# Hunting > Taxidermy >  Chamois mount - Robo Chammy

## Shearer

Last year I shot a 10" chamois but unfortunately horn rot had left it with only one horn and the remaining one was also showing the effects.
I decided to give it a make over with a prosthetic horn as something a bit different.
Introducing Robo Chammy.

----------


## kiwijames

Is that re-bar? Whatever it is it looks very cool

----------


## Shearer

> Is that re-bar? Whatever it is it looks very cool


Yeah. 20mm reinforcing rod. Growth rings make him 12 years old :Grin:

----------


## akaroa1

I think you have invented a new art form !
The eye should be red LED

----------


## Ryan_Songhurst

hmmmm... I have a doe head here that has a missing horn also, does robo chamois need a girlfriend???

----------


## Shearer

> hmmmm... I have a doe head here that has a missing horn also, does robo chamois need a girlfriend???


Yeah. Good idea Ryan. Pretty sure this is the buck you and Sam saw up the Lambert in 2015.

----------


## Ryan_Songhurst

> Yeah. Good idea Ryan. Pretty sure this is the buck you and Sam saw up the Lambert in 2015.


haha, could well be if hes from there! well hes on youtube then! (more alive when he appeared on youtube)

----------


## Shearer

> I think you have invented a new art form !
> The eye should be red LED


 @akaroa1. Thought about punking him up a bit (nose rings and maybe a tattoo) but we will see.

----------


## 7mmwsm

> hmmmm... I have a doe head here that has a missing horn also, does robo chamois need a girlfriend???


Playing with fire you guys.
Haven't you seen the movies where computers and robots go psycho and turn on people. Could be the end of chammy hunting as we know it. Well as you guys know it. I've never hunted them.

----------


## Mooseman

That's quite neat won't be many of those running around that's for sure. Good idea though.

----------


## Micky Duck

definately would go with red led eyeball...that is friggin cool and not something Ive ever seen done before.

----------


## Shearer

> definately would go with red led eyeball...that is friggin cool and not something Ive ever seen done before.


Thanks.

----------


## gadgetman

> Playing with fire you guys.
> Haven't you seen the movies where computers and robots go psycho and turn on people. Could be the end of chammy hunting as we know it. Well as you guys know it.

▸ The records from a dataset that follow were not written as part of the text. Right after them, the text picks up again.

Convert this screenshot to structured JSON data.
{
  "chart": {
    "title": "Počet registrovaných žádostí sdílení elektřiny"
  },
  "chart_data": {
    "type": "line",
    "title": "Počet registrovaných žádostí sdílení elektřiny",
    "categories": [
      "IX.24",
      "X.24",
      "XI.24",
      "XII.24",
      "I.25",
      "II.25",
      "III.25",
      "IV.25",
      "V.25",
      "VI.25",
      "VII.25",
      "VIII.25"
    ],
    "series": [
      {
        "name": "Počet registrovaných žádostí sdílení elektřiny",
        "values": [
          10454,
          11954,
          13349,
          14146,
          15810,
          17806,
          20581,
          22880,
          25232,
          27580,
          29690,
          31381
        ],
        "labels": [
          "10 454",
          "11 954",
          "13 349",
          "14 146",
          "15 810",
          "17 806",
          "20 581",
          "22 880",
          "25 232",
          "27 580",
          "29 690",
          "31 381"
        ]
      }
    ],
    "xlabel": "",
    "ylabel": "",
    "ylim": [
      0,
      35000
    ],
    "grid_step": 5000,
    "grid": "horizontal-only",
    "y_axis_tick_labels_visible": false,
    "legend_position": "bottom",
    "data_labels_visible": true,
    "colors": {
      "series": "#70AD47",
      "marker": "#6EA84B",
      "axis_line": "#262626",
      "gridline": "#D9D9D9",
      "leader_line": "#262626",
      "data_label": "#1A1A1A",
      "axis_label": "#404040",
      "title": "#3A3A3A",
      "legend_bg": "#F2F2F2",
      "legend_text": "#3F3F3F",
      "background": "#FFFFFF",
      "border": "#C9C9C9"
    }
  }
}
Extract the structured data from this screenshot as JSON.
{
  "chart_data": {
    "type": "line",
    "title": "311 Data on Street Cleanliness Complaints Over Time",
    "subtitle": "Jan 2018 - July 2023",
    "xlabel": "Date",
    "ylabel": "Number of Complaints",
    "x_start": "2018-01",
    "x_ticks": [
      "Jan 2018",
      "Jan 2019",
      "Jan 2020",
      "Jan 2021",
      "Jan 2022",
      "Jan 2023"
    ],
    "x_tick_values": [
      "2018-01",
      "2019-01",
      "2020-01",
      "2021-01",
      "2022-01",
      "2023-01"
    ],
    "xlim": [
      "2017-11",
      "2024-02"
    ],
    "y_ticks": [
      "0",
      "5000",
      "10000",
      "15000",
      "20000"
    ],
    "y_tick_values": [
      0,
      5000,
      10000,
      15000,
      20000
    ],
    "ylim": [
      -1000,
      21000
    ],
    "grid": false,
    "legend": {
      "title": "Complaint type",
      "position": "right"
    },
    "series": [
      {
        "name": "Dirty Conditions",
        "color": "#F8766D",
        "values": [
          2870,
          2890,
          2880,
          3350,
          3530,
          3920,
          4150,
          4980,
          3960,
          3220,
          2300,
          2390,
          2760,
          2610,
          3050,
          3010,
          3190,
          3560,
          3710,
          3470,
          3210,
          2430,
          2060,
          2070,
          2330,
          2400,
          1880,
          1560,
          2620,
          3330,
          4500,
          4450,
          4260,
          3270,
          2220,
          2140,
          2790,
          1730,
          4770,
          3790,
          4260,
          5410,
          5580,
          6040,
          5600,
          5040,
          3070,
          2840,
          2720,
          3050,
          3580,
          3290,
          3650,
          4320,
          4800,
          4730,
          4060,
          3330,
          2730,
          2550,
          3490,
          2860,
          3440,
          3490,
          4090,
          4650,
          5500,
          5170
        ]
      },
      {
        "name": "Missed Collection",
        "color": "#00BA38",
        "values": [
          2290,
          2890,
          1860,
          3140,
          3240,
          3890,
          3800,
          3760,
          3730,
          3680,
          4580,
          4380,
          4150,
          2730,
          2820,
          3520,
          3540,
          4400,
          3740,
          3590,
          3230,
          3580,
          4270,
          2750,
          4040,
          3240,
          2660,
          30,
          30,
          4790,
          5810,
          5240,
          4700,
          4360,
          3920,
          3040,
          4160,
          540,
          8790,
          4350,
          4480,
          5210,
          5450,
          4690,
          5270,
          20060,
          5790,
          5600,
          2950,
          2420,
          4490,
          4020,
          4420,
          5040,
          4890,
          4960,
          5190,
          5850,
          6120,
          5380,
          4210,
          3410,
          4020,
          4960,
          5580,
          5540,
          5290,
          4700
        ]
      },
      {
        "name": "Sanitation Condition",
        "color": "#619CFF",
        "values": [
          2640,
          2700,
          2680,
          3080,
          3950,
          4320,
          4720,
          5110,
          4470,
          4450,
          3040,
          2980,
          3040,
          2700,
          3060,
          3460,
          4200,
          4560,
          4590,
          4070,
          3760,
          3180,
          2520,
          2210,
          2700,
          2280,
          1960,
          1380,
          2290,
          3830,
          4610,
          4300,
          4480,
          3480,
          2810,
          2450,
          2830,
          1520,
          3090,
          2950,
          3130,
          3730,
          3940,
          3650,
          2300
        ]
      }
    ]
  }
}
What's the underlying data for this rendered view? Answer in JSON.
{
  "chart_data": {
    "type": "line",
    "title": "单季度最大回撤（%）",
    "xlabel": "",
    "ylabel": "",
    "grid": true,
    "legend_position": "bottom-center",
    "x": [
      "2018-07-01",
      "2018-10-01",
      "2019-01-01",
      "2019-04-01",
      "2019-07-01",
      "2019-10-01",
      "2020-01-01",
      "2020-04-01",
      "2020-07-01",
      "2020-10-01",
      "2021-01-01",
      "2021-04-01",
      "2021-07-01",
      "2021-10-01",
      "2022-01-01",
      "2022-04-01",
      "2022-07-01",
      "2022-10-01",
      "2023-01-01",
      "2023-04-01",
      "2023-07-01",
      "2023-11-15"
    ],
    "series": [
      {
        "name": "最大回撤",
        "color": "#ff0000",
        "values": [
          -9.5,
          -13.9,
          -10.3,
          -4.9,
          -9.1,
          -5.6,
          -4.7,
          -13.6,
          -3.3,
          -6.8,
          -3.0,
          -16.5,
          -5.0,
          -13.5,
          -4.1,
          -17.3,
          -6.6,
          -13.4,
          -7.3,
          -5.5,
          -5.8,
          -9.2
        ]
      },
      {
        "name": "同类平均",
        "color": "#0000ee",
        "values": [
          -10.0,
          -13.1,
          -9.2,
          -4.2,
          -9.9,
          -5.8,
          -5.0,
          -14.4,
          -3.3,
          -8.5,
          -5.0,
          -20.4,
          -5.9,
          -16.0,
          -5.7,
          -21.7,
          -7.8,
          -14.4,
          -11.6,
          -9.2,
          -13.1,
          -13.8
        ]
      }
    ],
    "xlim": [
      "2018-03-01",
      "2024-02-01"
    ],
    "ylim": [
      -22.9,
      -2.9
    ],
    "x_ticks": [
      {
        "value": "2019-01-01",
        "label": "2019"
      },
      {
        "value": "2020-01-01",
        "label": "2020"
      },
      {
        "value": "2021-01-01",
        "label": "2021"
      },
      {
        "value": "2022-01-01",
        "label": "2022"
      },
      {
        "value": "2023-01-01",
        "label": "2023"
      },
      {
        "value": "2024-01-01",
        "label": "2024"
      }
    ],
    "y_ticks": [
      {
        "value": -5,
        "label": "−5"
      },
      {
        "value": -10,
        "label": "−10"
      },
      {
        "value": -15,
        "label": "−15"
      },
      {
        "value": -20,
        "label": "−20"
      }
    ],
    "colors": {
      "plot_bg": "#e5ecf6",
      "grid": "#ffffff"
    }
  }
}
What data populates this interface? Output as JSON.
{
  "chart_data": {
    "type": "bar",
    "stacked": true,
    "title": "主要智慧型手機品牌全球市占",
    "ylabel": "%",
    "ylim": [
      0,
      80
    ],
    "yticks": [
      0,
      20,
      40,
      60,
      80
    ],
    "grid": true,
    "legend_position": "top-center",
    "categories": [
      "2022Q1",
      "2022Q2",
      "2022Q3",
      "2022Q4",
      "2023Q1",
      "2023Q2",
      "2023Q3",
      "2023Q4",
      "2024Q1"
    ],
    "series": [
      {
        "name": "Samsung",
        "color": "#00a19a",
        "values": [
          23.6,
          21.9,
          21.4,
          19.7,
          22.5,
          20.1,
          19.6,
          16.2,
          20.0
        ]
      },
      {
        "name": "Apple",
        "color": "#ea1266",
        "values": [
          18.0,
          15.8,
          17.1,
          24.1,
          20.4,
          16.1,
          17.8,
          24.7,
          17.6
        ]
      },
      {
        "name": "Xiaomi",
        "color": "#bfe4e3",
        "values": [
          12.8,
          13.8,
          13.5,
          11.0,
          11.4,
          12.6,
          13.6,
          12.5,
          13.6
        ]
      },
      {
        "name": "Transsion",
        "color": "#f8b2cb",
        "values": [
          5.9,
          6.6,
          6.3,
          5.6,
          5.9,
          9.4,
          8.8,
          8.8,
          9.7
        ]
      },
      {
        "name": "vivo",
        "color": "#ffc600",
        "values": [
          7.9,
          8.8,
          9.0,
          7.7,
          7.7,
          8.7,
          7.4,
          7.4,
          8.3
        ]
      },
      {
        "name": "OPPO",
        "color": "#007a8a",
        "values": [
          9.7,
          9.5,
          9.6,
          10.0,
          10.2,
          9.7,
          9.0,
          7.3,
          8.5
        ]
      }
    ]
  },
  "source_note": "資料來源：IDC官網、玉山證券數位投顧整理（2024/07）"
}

I've never hunted them.


Who would be the hunted?

----------


## gadgetman

> I think you have invented a new art form !
> The eye should be red LED


+1

and an eye patch on the other one.

----------


## Shearer

Robo chamios in his final state.

----------


## Micky Duck

that would look grouse on an album cover for a band like Queen or David Bowie...maybe one of the up n coming local bands would snatch it as a kind of mascot/coat of arms???

----------